Economy v. Sutter East Bay Hospitals
(Feb. 4, 2019, A150211, A150738, A150962
) __ Cal.App.5th
__ [2019 WL 422346
The California First District Court of Appeal has addressed an issue often dealt with by hospitals with exclusive contracts for certain services i.e., whether the exclusive contract can be used to avoid a fair hearing. The court found that the exclusive contract could not be used in such a manner and that a physician terminated by his medical group for quality of care concerns, at the request of the hospital, is entitled to notice and a fair hearing.
The Exclusive Contract & Quality of Care
Dr. Kenneth Economy was employed by East Bay Anesthesiology Medical Group (“Group”), which held an exclusive contract to provide anesthesia services at Sutter East Bay Hospital (“Sutter”). During a surprise inspection, the California Department of Public Heath (“CDPH”) found that Dr. Economy was responsible for numerous deficiencies in the use of the drug Droperidol. According to CDPH, these deficiencies “placed patients at risk for undue adverse medical consequences,” and CDPH declared that Sutter was in immediate jeopardy until a written action plan was prepared and accepted. Sutter immediately formed a response team and the vice president of medical affairs requested that the president of the anesthesia group holding the exclusive contract remove Dr. Economy from the hospital’s anesthesia schedule pending further investigation. Dr. Economy was told that he was being taken off the schedule due to his use of Droperidol. Sutter submitted a written action plan to CDPH stating, in part, that the physician responsible for the Droperidol use had not followed hospital policy, was referred to peer review and immediately suspended by his medical group. The state surveyor approved the plan and lifted the immediate jeopardy.
Peer Review and the Anesthesia Group
Peer review concluded that further education was needed and recommended that Dr. Economy attend the Physician Assessment and Clinical Education (“PACE”) course at the University California San Diego. Dr. Economy’s return to practice at Sutter was dependent on successful completion of the course. The recommendation was forwarded to the president of the anesthesia group to implement. When Dr. Economy learned of the requirement he requested an opportunity to appear before the peer review committee to discuss the decision. His request was denied on the basis that the Medical Executive Committee was aware of his situation and his only option was to complete the PACE program.

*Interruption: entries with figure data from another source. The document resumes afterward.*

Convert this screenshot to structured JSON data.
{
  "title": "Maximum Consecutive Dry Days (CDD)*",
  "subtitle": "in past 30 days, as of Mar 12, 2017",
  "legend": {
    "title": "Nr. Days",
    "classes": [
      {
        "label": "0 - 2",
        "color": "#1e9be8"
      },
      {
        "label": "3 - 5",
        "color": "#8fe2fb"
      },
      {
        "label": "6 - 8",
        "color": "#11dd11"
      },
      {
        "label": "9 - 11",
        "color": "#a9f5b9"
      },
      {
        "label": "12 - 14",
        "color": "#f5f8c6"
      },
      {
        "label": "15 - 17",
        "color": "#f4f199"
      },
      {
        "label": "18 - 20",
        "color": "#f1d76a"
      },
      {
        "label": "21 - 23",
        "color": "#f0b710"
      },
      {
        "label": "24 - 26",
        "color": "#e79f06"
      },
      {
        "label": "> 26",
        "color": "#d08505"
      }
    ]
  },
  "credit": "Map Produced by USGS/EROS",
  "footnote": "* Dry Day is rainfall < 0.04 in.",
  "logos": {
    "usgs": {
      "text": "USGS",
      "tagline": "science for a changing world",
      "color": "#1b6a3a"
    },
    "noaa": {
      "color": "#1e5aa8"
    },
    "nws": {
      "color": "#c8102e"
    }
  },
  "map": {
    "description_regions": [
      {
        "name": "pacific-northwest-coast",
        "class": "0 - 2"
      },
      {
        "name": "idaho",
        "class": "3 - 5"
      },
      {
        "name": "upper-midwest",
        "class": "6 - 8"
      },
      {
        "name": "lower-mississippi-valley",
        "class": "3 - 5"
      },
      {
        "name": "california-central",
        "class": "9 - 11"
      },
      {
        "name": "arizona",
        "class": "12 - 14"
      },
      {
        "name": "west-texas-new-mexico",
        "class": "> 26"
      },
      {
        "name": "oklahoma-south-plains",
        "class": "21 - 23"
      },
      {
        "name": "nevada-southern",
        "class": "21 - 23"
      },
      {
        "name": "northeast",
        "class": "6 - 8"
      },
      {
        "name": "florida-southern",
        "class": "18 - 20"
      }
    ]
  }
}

Dr. Economy’s Reinstatement and Termination
Dr. Economy completed the PACE program and returned to work at Sutter. Following his reinstatement, a pharmacy manager found that Dr. Economy continued to violate the hospital’s policy for administering Droperidol. As a result, Sutter’s vice president of medical affairs told the Group that due to ongoing quality of care concerns, the anesthesia schedules with Dr. Economy would not be approved. Once again the Group removed Dr. Economy from the anesthesia schedule. The Group informed Dr. Economy he would not be allowed to return to Sutter and asked for his resignation. Dr. Economy refused and the Group terminated him.

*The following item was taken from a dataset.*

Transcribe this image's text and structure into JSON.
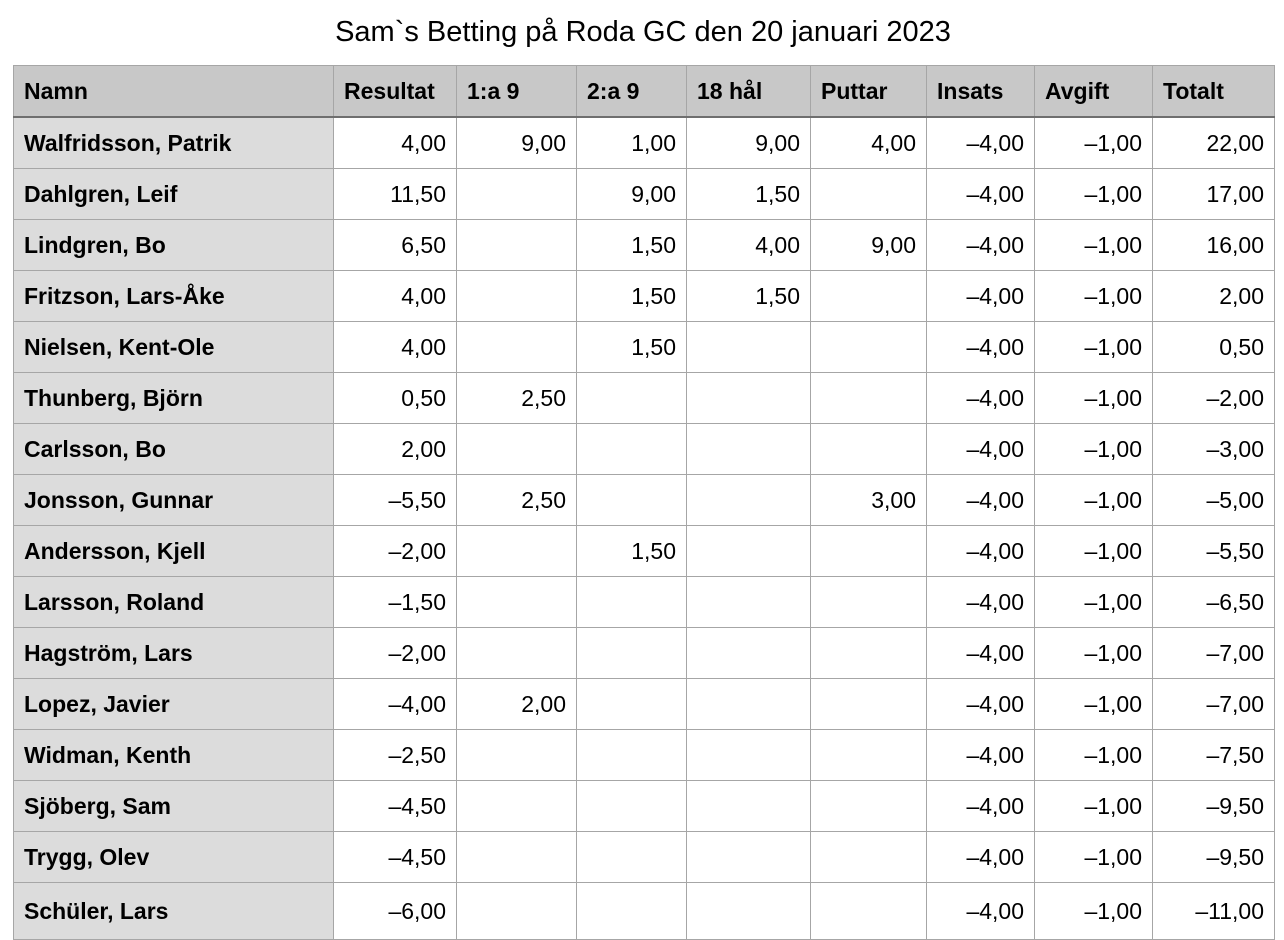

Dr. Economy sued Sutter, alleging Sutter violated his right to both notice of charges and a peer review hearing under California Business and Professions Code section 809 et seq. He also alleged that his common law due process rights were violated, relying upon Anton v. San Antonio Community Hospital (1977) 19 Cal.3d 802. Dr. Economy prevailed and the trial court found the hospital had violated Dr. Economy’s due process rights under both California Business and Professions Code section 809 et seq. and Anton v. San Antonio Community Hospital (1977) 19 Cal.3d 802. The trial court concluded Sutter was required to provide Dr. Economy with a formal notice of charges and peer review hearing before removing him from the schedule which effectively terminated his privileges. The Court awarded Dr. Economy nearly $4 million in damages for lost and future income. Sutter appealed the judgment.
The Court of Appeal affirmed the judgment and award of lost income for Dr. Economy, holding that Sutter violated his rights to notice and a fair hearing by directing his employer to remove him from the schedule. The court rejected Sutter’s argument that no fair hearing was required because it never formally rescinded Dr. Economy’s privileges; it was the Group that removed him. The court explained, if it were to accept Sutter’s argument, Dr. Economy’s “right to practice medicine would be substantially restricted without due process” and, “the hospital’s decision not to accept any schedule on which [Dr. Economy] was included effectively prevented [Dr. Economy] from exercising clinical privileges at the hospital and engaging in the practice of medicine.” Therefore, the decision not to approve the anesthesia schedules that included Dr. Economy was “the functional equivalent of a decision to suspend and later revoke [Dr. Economy’s] clinical privileges.”
This case serves as a compelling reminder that any action that removes or restricts a physician’s ability to practice in the hospital for a quality of care or professional conduct reason must be scrutinized to determine if notice and a fair hearing is required. Based on this case, the fact that the physician or his group may hold an exclusive contract with the hospital, does not dispose of the physician’s medical staff peer review and due process rights in California. As such, it is important to consider up front in California whether any removal or restriction of even a contract physician is based on quality of care or professional misconduct, entitling the physician to the peer review and fair hearing process.